Planes loaded with food and equipment from several Asian countries have landed in Yangon in the past few days and two flights with supplies from the WFP.
"Myanmar is not in a position to receive rescue and information teams from foreign countries at the moment," a foreign ministry statement published in state-run newspapers said. "But at present Myanmar is giving priority to receiving relief aid and distributing them to the storm-hit regions with its own resources."
Impasse
In another sign of the impasse between the military rulers and countries eager to kick start a major international relief operation, the prime minister of neighbouring Thailand cancelled a planned trip there this weekend.
"After they said today they would not welcome foreign staff, there is no point of me going there," said Samak Sundaravej who had been urged by the United States and Britain to try and open the doors.
With saltwater ruining wells, grain stores and rice fields, the relief task ahead will be enormous.

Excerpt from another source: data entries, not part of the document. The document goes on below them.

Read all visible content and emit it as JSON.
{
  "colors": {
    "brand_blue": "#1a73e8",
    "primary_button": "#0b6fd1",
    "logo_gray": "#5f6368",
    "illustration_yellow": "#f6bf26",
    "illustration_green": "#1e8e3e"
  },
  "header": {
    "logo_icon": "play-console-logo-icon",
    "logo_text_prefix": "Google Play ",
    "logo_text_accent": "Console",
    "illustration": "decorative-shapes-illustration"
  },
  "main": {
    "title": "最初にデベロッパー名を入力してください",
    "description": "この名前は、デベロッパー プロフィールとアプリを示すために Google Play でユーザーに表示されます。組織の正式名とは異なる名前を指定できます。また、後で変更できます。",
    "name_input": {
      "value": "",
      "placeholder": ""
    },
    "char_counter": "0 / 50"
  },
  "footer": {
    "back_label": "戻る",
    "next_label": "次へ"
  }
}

The United Nations estimates at least 1.5 million people out of a population of 53 million are "severely affected" -- needing food and shelter.
Survivors have been mostly fending for themselves in the swampy delta after Cyclone Nargis packing winds of up to 190 kph (120 mph) last Saturday whipped up a massive wall of sea-water that hurtled through the low-lying Irrawaddy Delta.
Children were the most vulnerable when the storm struck the delta, known as "Asia's rice bowl" in British colonial times.
UNICEF, the U.N. children's fund which has staff in Myanmar, was using commercial flights to send in supplies, spokeswoman Shantha Bloemen said.
"We have been buying what we can locally, but we are planning to send more supplies in over the next few days," she said. "But we can't confirm when those flights will be sent in."
Corpses dot the delta
Bloated corpses bobbing in canals or spreadeagled on riverbanks littered the delta. Reuters witnesses saw seven along a 5-km (3-mile) stretch from the delta town of Labutta.
Farmer Tei Lin said he had seen hundreds of bodies in the past week. "It's so difficult. Many of them are badly decomposed," he said through an interpreter.